Mustafa menyebut, Indonesia sebagai negara demokrasi harus menerapkan prinsip HAM universal. Prinsip ini semisal menjaga dan menjunjung tinggi kemerdekaan pers kepada setiap insan, termasuk mereka jurnalis asing. Mustafa curiga kalau aturan ini dibuat untuk membatasi ruang dan gerak jurnalistik.

Dalih Polisi Terbitkan Perpol 3/2025

Kepala Divisi Humas Polri Inspektur Jenderal Sandi Nugroho mengatakan, Peraturan Kepolisian Nomor 3 Tahun 2025 yang mengatur soal pengawasan terhadap warga negara asing untuk melindungi orang asing yang berkegiatan di Indonesia, semisal para jurnalis dan peneliti asing.

“Dasar penerbitan Perpol Nomor 3 Tahun 2025 itu untuk melayani dan melindungi warga negara asing yang sedang bertugas di seluruh Indonesia, misalkan di wilayah rawan konflik,” kata Sandi melalui keterangan tertulisnya kepada Tempo, Kamis, 3 April 2025.

Sandi menegaskan kalau surat keterangan kepolisian ini tidaklah wajib untuk diurus oleh jurnalis asing

“Tanpa surat keterangan kepolisian, jurnalis asing tetap bisa melaksanakan tugas di Indonesia, sepanjang tidak melanggar peraturan perundang-undangan yang berlaku,” ujar jenderal bintang dua itu.

Dia pun menerangkan bahwa dalam peraturan itu tidak ada frasa wajib yang mengharuskan jurnalis asing memiliki surat keterangan kepolisian (SKK) sebelum beraktivitas di Indonesia.

Adapun untuk menerbitkan surat keterangan kepolisian, kata Sandi, penjamin dari warga negara asing itu bisa mengurusnya secara sukarela ke instansi kepolisian.

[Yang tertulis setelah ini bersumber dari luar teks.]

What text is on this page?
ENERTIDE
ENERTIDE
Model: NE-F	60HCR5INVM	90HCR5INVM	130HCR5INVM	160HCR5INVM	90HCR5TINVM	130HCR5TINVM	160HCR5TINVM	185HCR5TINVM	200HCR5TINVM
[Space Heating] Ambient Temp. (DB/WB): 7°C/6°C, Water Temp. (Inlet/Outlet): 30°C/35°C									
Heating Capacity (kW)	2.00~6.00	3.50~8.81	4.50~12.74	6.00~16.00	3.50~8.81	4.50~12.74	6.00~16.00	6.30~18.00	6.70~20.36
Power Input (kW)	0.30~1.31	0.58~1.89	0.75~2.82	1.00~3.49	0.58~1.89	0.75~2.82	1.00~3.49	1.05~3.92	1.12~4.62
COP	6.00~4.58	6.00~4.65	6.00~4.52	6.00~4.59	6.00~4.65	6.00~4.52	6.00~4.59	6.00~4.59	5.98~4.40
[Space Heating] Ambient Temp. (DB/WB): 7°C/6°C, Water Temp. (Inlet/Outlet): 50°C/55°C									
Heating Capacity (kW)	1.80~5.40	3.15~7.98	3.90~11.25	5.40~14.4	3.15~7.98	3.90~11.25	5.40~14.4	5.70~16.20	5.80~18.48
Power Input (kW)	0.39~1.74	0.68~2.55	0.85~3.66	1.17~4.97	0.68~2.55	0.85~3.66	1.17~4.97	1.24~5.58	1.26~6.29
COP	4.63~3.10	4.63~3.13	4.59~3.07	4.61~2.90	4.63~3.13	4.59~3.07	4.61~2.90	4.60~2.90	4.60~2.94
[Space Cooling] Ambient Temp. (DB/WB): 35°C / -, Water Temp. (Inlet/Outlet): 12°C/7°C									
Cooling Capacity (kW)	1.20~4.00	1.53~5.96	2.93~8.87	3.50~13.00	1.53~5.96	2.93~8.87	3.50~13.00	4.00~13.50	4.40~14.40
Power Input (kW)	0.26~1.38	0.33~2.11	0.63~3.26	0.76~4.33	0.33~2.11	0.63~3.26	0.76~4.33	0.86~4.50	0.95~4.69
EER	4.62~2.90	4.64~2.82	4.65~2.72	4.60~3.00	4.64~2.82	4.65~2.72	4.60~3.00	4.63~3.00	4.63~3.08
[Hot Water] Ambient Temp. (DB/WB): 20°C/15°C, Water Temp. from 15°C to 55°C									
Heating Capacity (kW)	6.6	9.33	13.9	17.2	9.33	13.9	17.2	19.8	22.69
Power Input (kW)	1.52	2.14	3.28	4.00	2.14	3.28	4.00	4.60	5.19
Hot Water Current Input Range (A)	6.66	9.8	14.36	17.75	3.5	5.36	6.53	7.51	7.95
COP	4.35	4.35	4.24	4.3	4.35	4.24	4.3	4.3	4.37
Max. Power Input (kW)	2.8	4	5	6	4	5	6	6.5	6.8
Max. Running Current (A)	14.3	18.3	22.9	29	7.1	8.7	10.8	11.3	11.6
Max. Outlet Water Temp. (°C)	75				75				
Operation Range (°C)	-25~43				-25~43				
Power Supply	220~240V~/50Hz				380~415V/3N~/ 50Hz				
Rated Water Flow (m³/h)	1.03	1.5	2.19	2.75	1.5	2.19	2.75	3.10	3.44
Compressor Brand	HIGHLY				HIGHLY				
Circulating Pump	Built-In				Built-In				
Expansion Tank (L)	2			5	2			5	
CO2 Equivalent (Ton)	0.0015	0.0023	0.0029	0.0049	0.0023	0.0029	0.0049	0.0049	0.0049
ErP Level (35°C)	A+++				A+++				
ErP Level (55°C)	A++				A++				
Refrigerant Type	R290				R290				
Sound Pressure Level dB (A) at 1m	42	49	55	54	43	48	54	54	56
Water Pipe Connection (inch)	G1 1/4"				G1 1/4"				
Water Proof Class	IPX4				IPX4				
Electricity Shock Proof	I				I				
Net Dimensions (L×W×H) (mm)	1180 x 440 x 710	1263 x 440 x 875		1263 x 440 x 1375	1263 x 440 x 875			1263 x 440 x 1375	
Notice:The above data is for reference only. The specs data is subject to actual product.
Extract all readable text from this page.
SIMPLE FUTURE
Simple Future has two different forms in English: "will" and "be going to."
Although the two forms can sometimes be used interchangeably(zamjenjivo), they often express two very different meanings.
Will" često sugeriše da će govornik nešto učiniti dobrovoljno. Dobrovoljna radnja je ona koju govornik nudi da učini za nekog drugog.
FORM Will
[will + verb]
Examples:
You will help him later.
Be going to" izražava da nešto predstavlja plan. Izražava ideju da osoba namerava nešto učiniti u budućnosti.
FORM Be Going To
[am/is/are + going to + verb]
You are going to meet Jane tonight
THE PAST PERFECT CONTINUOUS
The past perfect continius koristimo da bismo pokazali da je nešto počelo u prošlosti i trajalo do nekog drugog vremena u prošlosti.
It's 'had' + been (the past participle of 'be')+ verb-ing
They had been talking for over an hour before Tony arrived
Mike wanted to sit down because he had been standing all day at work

Bahkan jurnalis asing yang akan bertugas itu tidak wajib untuk datang. “Dalam penerbitan surat keterangan kepolisian, yang berhubungan dengan polisi adalah pihak penjamin, bukan warga negara asing atau jurnalis asing itu,” ucap Sandi.

Sandi mengatakan, Peraturan Kepolisian Nomor 3 Tahun 2025 dibuat untuk melindungi dan melayani warga negara asing yang sedang berkegiatan di Indonesia. Dengan adanya surat keterangan kepolisian, jurnalis maupun peneliti asing akan lebih aman dan terjamin keselamatannya selama berkegiatan. “Peraturan Kepolisian ini dibuat berlandaskan upaya preventif kepolisian untuk mencegah dan menanggulangi ancaman terhadap keamanan dan keselamatan orang asing,” ujar Sandi.

Dalam peraturan itu disebutkan juga kalau penertiban surat keterangan kepolisian ini dikeluarkan oleh bidang pelayanan masyarakat Baintelkam Polri dan seksi pelayanan administrasi Direktorat Intelijen Keamanan Kepolisian Daerah. Caranya dengan mendaftar secara elektronik melalui laman resmi Polri.

Eka Yudha Saputra, Andi Adam Faturahman, dan Alif Ilham Fajriadi berkontribusi dalam penulisan artikel ini.